Boyhood doesn't follow your typical movie formula. It plays more like a series of vignettes that are trying to explain the formative moments of this boy's life. They are held together by involving the same central characters and overall style (after all, the same director made all of them). They actually dovetail quite well with one another. I thought it would be super obvious from a technological point of view in picture quality that the film was made over 12 years, but it really isn't - you just see the main character (Mason Jr.) and his sister (portrayed by Linklater's real-life daughter, Lorelei) age during the course of the film. It flows surprisingly well. The catch is that it's almost like you're looking through a peephole into this kid's life at very specific times. In fact, it's hard for me to think of a scene without the main character in it. Because it has to span so much time, I feel like there are plotlines that aren't fully explored that I would've loved to have seen more of, except that the movie is already far too long at a whopping 164 minutes.

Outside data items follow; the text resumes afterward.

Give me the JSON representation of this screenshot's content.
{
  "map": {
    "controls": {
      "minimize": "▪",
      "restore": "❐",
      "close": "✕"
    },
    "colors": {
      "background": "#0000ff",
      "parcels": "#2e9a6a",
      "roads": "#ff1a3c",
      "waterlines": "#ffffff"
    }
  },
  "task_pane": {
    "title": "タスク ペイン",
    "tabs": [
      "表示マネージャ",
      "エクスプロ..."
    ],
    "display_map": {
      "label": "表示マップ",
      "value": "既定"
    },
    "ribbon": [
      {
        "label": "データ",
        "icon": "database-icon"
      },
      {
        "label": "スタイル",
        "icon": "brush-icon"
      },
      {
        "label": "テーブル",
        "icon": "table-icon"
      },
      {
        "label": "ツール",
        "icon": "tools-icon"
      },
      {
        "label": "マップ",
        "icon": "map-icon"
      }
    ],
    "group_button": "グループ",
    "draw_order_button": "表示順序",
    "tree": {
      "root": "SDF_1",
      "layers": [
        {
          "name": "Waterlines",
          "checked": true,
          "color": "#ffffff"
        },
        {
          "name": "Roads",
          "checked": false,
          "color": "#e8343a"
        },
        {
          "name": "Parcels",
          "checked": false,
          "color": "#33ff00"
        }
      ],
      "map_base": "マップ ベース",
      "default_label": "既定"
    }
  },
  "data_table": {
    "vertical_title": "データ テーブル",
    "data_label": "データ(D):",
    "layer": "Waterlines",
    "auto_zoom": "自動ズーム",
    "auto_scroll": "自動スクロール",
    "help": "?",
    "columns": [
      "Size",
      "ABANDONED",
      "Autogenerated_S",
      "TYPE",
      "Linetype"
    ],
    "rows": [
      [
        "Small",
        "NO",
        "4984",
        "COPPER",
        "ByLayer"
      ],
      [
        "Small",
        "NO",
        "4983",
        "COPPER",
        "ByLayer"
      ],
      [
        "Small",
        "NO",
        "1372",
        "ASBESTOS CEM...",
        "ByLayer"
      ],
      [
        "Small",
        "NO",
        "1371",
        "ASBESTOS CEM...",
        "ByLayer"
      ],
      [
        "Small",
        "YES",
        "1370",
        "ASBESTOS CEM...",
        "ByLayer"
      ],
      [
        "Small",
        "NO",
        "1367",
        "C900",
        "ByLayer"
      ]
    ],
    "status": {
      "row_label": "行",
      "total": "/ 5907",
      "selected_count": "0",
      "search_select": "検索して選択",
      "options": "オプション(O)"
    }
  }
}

I'm digressing a bit though. The point I'd like to get across first and foremost is that this is a really evocative film for probably any guy and probably some women, as well. I feel like girls have a distinctively different set of formative experiences from guys (a Girlhood sequel would be kind of cool), but what's deeply fascinating to me is that I can personally relate to so much of what happens in this movie even though my upbringing was so different from Mason Jr.'s. There's some pop culture nostalgia that comes up, but aside from that there's the nostalgia of things like getting bullied or sibling rivalries or lots of other things I don't want to spoil. It really is something special, in my opinion, and something that has stuck with me ever since I've walked out of the theater almost a week ago.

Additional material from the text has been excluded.